Given the high consequences of a blow out on a truck tire, the easy no worries approach is inflate them to the max pressure on the sidewall, weigh the coach to ensure it doesn't exceed the load rating, and replace them every five years.
However, higher than needed inflation pressures make the coach ride rougher and handle less than ideal. Replacement intervals can very widely. A tire could have less than a 100 miles but have been setting in the full Florida sun on wet sand when compared to a five year old tire with 50,000 miles that had been driven weekly. If there are no cracks in the high mileage tire, it may be more safe than the one that has not been driven. Moisture is the enemy of the steel belts. UV light is the enemy of the rubber. Driving the tire and getting it up to temperature dissipates the moisture, and causes UV protectants to bloom to the surface of the tire.

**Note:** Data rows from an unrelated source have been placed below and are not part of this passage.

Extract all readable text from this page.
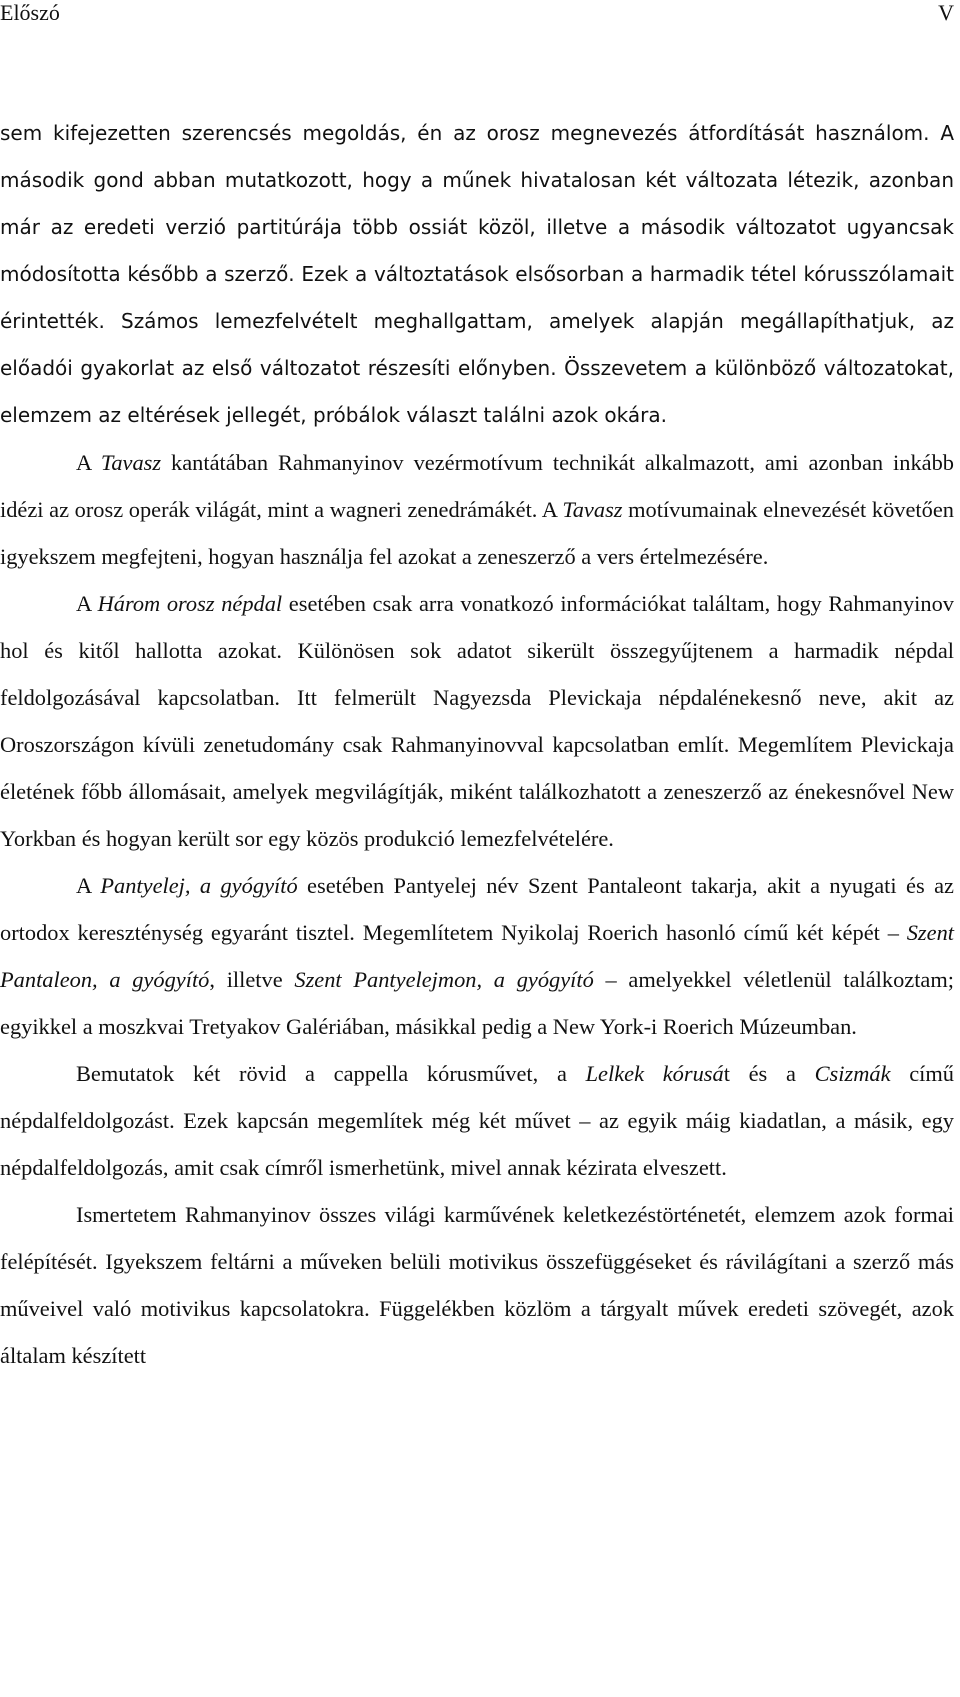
Előszó	V

sem kifejezetten szerencsés megoldás, én az orosz megnevezés átfordítását használom. A második gond abban mutatkozott, hogy a műnek hivatalosan két változata létezik, azonban már az eredeti verzió partitúrája több ossiát közöl, illetve a második változatot ugyancsak módosította később a szerző. Ezek a változtatások elsősorban a harmadik tétel kórusszólamait érintették. Számos lemezfelvételt meghallgattam, amelyek alapján megállapíthatjuk, az előadói gyakorlat az első változatot részesíti előnyben. Összevetem a különböző változatokat, elemzem az eltérések jellegét, próbálok választ találni azok okára.

A Tavasz kantátában Rahmanyinov vezérmotívum technikát alkalmazott, ami azonban inkább idézi az orosz operák világát, mint a wagneri zenedrámákét. A Tavasz motívumainak elnevezését követően igyekszem megfejteni, hogyan használja fel azokat a zeneszerző a vers értelmezésére.

A Három orosz népdal esetében csak arra vonatkozó információkat találtam, hogy Rahmanyinov hol és kitől hallotta azokat. Különösen sok adatot sikerült összegyűjtenem a harmadik népdal feldolgozásával kapcsolatban. Itt felmerült Nagyezsda Plevickaja népdalénekesnő neve, akit az Oroszországon kívüli zenetudomány csak Rahmanyinovval kapcsolatban említ. Megemlítem Plevickaja életének főbb állomásait, amelyek megvilágítják, miként találkozhatott a zeneszerző az énekesnővel New Yorkban és hogyan került sor egy közös produkció lemezfelvételére.

A Pantyelej, a gyógyító esetében Pantyelej név Szent Pantaleont takarja, akit a nyugati és az ortodox kereszténység egyaránt tisztel. Megemlítetem Nyikolaj Roerich hasonló című két képét – Szent Pantaleon, a gyógyító, illetve Szent Pantyelejmon, a gyógyító – amelyekkel véletlenül találkoztam; egyikkel a moszkvai Tretyakov Galériában, másikkal pedig a New York-i Roerich Múzeumban.

Bemutatok két rövid a cappella kórusművet, a Lelkek kórusát és a Csizmák című népdalfeldolgozást. Ezek kapcsán megemlítek még két művet – az egyik máig kiadatlan, a másik, egy népdalfeldolgozás, amit csak címről ismerhetünk, mivel annak kézirata elveszett.

Ismertetem Rahmanyinov összes világi karművének keletkezéstörténetét, elemzem azok formai felépítését. Igyekszem feltárni a műveken belüli motivikus összefüggéseket és rávilágítani a szerző más műveivel való motivikus kapcsolatokra. Függelékben közlöm a tárgyalt művek eredeti szövegét, azok általam készített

By far the biggest danger is running an underinflated tire for the load. In order to prevent that, one should know the load and the minimum inflation, plus check it periodically. Some invest in pressure monitoring systems to help them. Some use a tire gauge.
I add a third safety measure, and I see from your other posts you have invested in an IR thermometer. At each stop, I walk the coach and toad checking tire temperatures with my hand. I am looking for a tire that is hotter than the rest which would be one's early indication of underinflation.
No, they are not made of crystal. And the world does not come to an end if you are off a few psi one way or the other. Besides, it would be comical to test an array of tire gauges at the pressures we run to see how they compare to each other.
Sorry for the long discourse.
Thanks Bikeboy! This is among the most rational answers I've seen on the forum in ages.